Perhaps that’s why Paint is about Bob Ross but only sorta, but not really, but maybe it is, but it’s not, but how could it not be a little, but it’s truly a different tale entirely. The script for Paint was on that infamous Hollywood Black List (like Air, also releasing this week), but it took about a decade for it to get out of development hell and into production. I’m guessing it needed someone that saw beyond the Bob Ross of it all and into the cozy weirdness of what writer/director Brit McAdams was attempting. I’m not sure who else might have been circling this one, but it’s hard to believe anyone but Owen Wilson could have tackled this tricky gamble of a film with such confidence and still come out on top.

Afternoon appointment television in Vermont is ‘Paint with Carl Nagle’, broadcast from a local PBS affiliate run by Tony (Stephen Root, Four Good Days).
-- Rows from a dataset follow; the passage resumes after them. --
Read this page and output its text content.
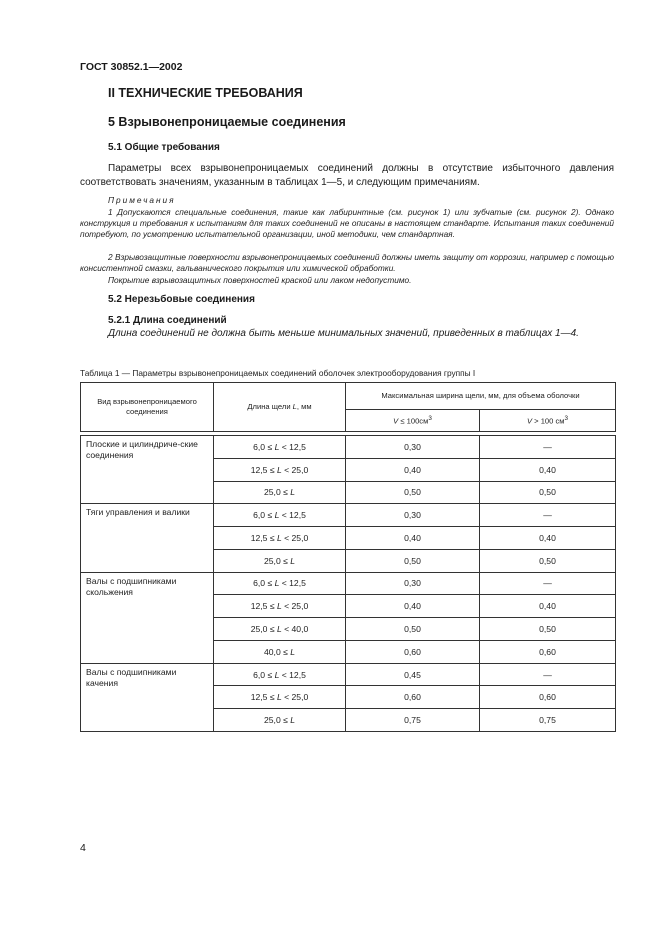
ГОСТ 30852.1—2002
II ТЕХНИЧЕСКИЕ ТРЕБОВАНИЯ
5 Взрывонепроницаемые соединения
5.1 Общие требования
Параметры всех взрывонепроницаемых соединений должны в отсутствие избыточного давления соответствовать значениям, указанным в таблицах 1—5, и следующим примечаниям.
Примечания
1 Допускаются специальные соединения, такие как лабиринтные (см. рисунок 1) или зубчатые (см. рисунок 2). Однако конструкция и требования к испытаниям для таких соединений не описаны в настоящем стандарте. Испытания таких соединений потребуют, по усмотрению испытательной организации, иной методики, чем стандартная.
2 Взрывозащитные поверхности взрывонепроницаемых соединений должны иметь защиту от коррозии, например с помощью консистентной смазки, гальванического покрытия или химической обработки.
Покрытие взрывозащитных поверхностей краской или лаком недопустимо.
5.2 Нерезьбовые соединения
5.2.1 Длина соединений
Длина соединений не должна быть меньше минимальных значений, приведенных в таблицах 1—4.
Таблица 1 — Параметры взрывонепроницаемых соединений оболочек электрооборудования группы I
Вид взрывонепроницаемого соединения	Длина щели L, мм	Максимальная ширина щели, мм, для объема оболочки	
		$V \le 100см^3$	V > 100 $см^3$

Плоские и цилиндриче-ские соединения	6,0 ≤ L < 12,5	0,30	—
	12,5 ≤ L < 25,0	0,40	0,40
	25,0 ≤ L	0,50	0,50
Тяги управления и валики	6,0 ≤ L < 12,5	0,30	—
	12,5 ≤ L < 25,0	0,40	0,40
	25,0 ≤ L	0,50	0,50
Валы с подшипниками скольжения	6,0 ≤ L < 12,5	0,30	—
	12,5 ≤ L < 25,0	0,40	0,40
	25,0 ≤ L < 40,0	0,50	0,50
	40,0 ≤ L	0,60	0,60
Валы с подшипниками качения	6,0 ≤ L < 12,5	0,45	—
	12,5 ≤ L < 25,0	0,60	0,60
	25,0 ≤ L	0,75	0,75
4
Through hundreds of episodes, Carl (Wilson, Marry Me) has taken viewers to “a special place” and returned with a finished work of art, usually a nearby mountain landscape. Viewers don’t know it, but Carl has desperately wanted to get his paintings hung in the local museum, but his lack of true self-confidence has held him back for decades. 

In person, Carl comes off as a preening peacock, doted on by an array of female hangers-on that all want a “painting” from him. Anything Carl needs, Wendy (Wendi McLendon-Covey, Blended), Beverly (Luisa Strus, Stir of Echoes), or newbie Jenna (Lucy Freyer) are more than happy to oblige. Looking on is Carl’s former partner, Katherine (Michaela Watkins, Thanks for Sharing), the assistant station manager considering leaving for a better opportunity that still cares for the man she has unresolved issues with. When Carl is asked to do another hour to boost ratings, he declines, so Tony brings in Ambrosia (Ciara Renée), a similarly granola paint instructor but one that brings a fresh perspective to an audience that didn’t know what they’d been missing. Losing his audience and entourage quickly, Carl is forced to take several steps back in order to look at the big picture of his life and see where he can add some new hues.

Oddity abounds in Paint, and at times it overtakes the picture entirely. The film is ostensibly set in the present day, but Vermont and its inhabitants look like they’ve been stuck in a time warp, especially Bob, I mean Carl, who feels like he fell asleep at Woodstock and woke up in his tricked-out van next to the TV station. The humor is all over the place, from absurdist to slapstick, and I never entirely understood if we were supposed to be taking it all as tongue-in-cheek or if the moments had loftier ambitions. To its good fortune, the tonal imbalance doesn’t extend to the performances, so even if Wilson and company are working against dinky material, their earnest approach makes Paint go down easier for the audience. I’d also like to call out Watkins, an actress that never gets her full due. She’s terrific here as the most level-headed character amidst a bunch of eccentrics.

This isn’t a retelling of the life of Bob Ross through the guise of a character with a different name (not like the rewarding Celine Dion pseudo-biopic Aline from 2020), so I have to wonder why McAdams has Wilson cloned to look like Ross, wild perm and hall. Coming from the Wes Anderson school of film, Wilson is comfortable with weird, so he nestles in nicely, and Paint is convivial at best, too strange for its own good at worst. It won’t change how you look at art, but with some lovely Vermont vistas, it could get you ready to book an autumnal trip later in 2023.